As the biggest retail conference of the year, NRF’s Big Show sets the tone of the industry for the year ahead. With 35,000 attendees from over 18,000 retailers, you can quickly take the pulse of the entire industry at the event.

This year’s expo was far more optimistic than recent years past. The conversation has shifted from how to “save” brick-and-mortar to where it fits in the broader brand relationships of consumers. Three broad trends seem to be leading the industry in a healthier direction.

The Single Customer Experience

Historically, retailers have viewed online and offline as two different channels, which explains why we went through a “multi-channel” phase that evolved into “omnichannel” before settling into more recent discussions of a blended approach. While those terms are still used, more retailers now recognize that customers see brands, not channels, and your customer relationship spans all touch points simultaneously. A disjointed experience is a disjointed relationship.

In reality, brand relationships are built or eroded at every touchpoint. Each one is a brand deposit or a brand withdrawal, and increasingly, these touchpoints are simultaneously online and offline. It’s the norm to check a price while in a store, post an Instagram photo of a new outfit from the dressing room, or locate an item in a warehouse store by following a mobile map. I’ll admit as a thirtysomething male that I’ve done all three (some more than others). Retailers are learning to ensure that every experience is a brand deposit, regardless of the so-called ‘channel.’

The Value of Frontline Staff

Frontline staff, particularly hourly employees, have often been viewed as replaceable resources. High employee churn was accepted as a natural cost of doing business and, as long as companies could quickly backfill positions, operations would continue as normal. They were rarely seen as part of the brand equation.

But these employees now define a large piece of the customer experience. They’re no longer simply cashiers, but are instead brand ambassadors who, at worst, help customers complete transactions and, at best, guide them to make better decisions and make them feel valued.

One big example: Kohl’s now permits employees to use their personal devices to access the Kohl’s app on the store floor. Helping customers find inventory, access offers, or even order products for delivery prevail over the (overblown) risks of allowing personal device access while on the clock. This is what happens when customers are more important than lawyers.

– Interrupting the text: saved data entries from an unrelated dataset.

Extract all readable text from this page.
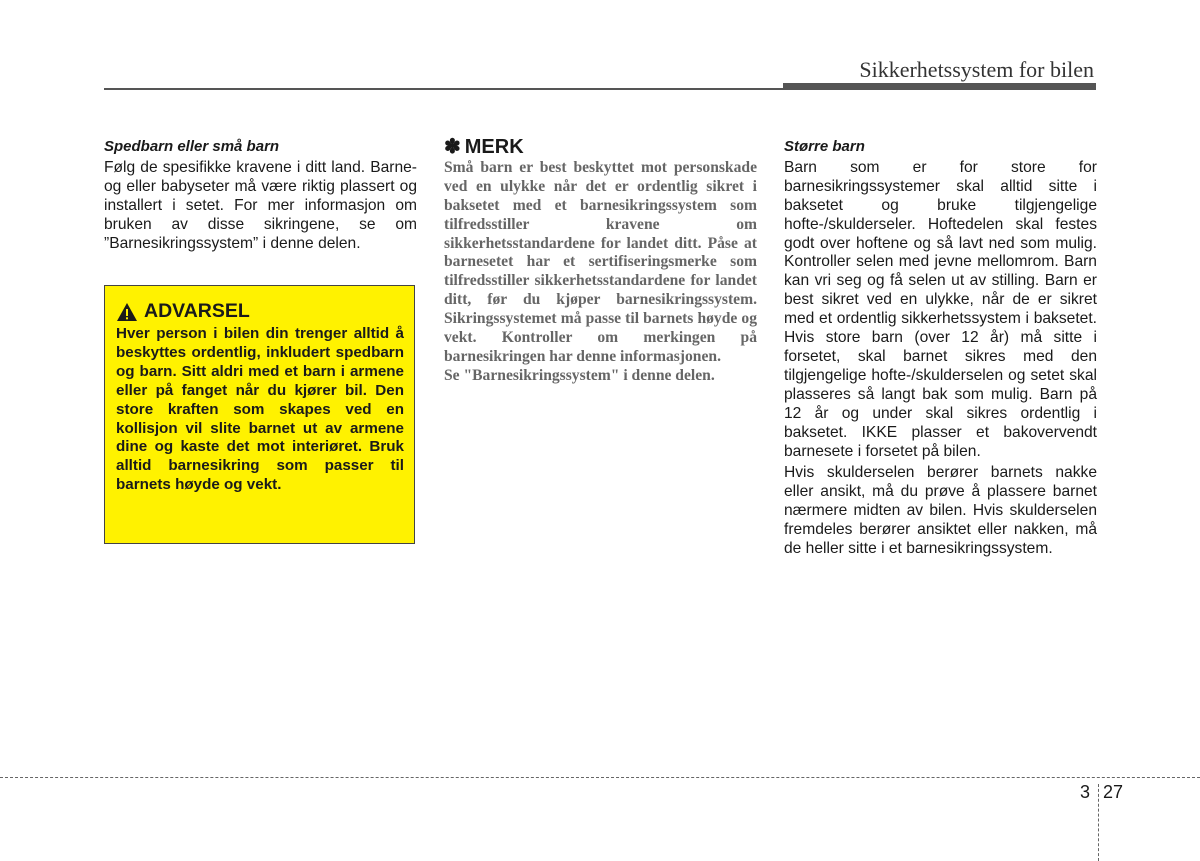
Sikkerhetssystem for bilen

Spedbarn eller små barn

Følg de spesifikke kravene i ditt land. Barne- og eller babyseter må være riktig plassert og installert i setet. For mer informasjon om bruken av disse sikringene, se om ”Barnesikringssystem” i denne delen.

ADVARSEL

Hver person i bilen din trenger alltid å beskyttes ordentlig, inkludert spedbarn og barn. Sitt aldri med et barn i armene eller på fanget når du kjører bil. Den store kraften som skapes ved en kollisjon vil slite barnet ut av armene dine og kaste det mot interiøret. Bruk alltid barnesikring som passer til barnets høyde og vekt.

✽ MERK

Små barn er best beskyttet mot personskade ved en ulykke når det er ordentlig sikret i baksetet med et barnesikringssystem som tilfredsstiller kravene om sikkerhetsstandardene for landet ditt. Påse at barnesetet har et sertifiseringsmerke som tilfredsstiller sikkerhetsstandardene for landet ditt, før du kjøper barnesikringssystem. Sikringssystemet må passe til barnets høyde og vekt. Kontroller om merkingen på barnesikringen har denne informasjonen.

Se "Barnesikringssystem" i denne delen.

Større barn

Barn som er for store for barnesikringssystemer skal alltid sitte i baksetet og bruke tilgjengelige hofte-/skulderseler. Hoftedelen skal festes godt over hoftene og så lavt ned som mulig. Kontroller selen med jevne mellomrom. Barn kan vri seg og få selen ut av stilling. Barn er best sikret ved en ulykke, når de er sikret med et ordentlig sikkerhetssystem i baksetet. Hvis store barn (over 12 år) må sitte i forsetet, skal barnet sikres med den tilgjengelige hofte-/skulderselen og setet skal plasseres så langt bak som mulig. Barn på 12 år og under skal sikres ordentlig i baksetet. IKKE plasser et bakovervendt barnesete i forsetet på bilen.

Hvis skulderselen berører barnets nakke eller ansikt, må du prøve å plassere barnet nærmere midten av bilen. Hvis skulderselen fremdeles berører ansiktet eller nakken, må de heller sitte i et barnesikringssystem.

3 27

In-store associates are a critical component of the total brand experience, and technology is a critical component of their success. Investing in those employees to reduce turnover and increase engagement can only result in an improved customer experience. The NRF expo had lots of exciting new technologies in this department, Inkling among them.

Bringing Managers onto the Floor

In at least five separate customer meetings, I heard leaders lament the issue of store managers trapped in an ocean of paperwork. As directives and projects from HQ have grown in number, managers have found themselves tethered to a PC in the back, rather than on the floor with staff and customers. Retailers want to reverse this trend.

For obvious reasons, mobile technology holds this promise. Across the event, vendors are offering novel approaches to device deployment, new software applications to manage communications with staff, and real-time data for everyone to drive visibility and accountability. This shift is real: managers are coming out of the dark and into the light of working with staff to drive revenue, rather than push paper.

Final Thoughts

The shift in the retail mindset away from piecemeal interactions toward a unified customer experience begs for mobile enablement of managers and employees across the hierarchy. Enabling the frontline workforce to communicate, collaborate, and coordinate their day-to-day tasks will bring an efficiency to operations that translates directly to better customer service and brand relationships.

Without mobile tech, we’ll never realize the dream of a workforce integrated with the total brand experience we’re crafting for our customers. And this year’s NRF showed that the industry, at last among the category winners, is seeing it this way, too.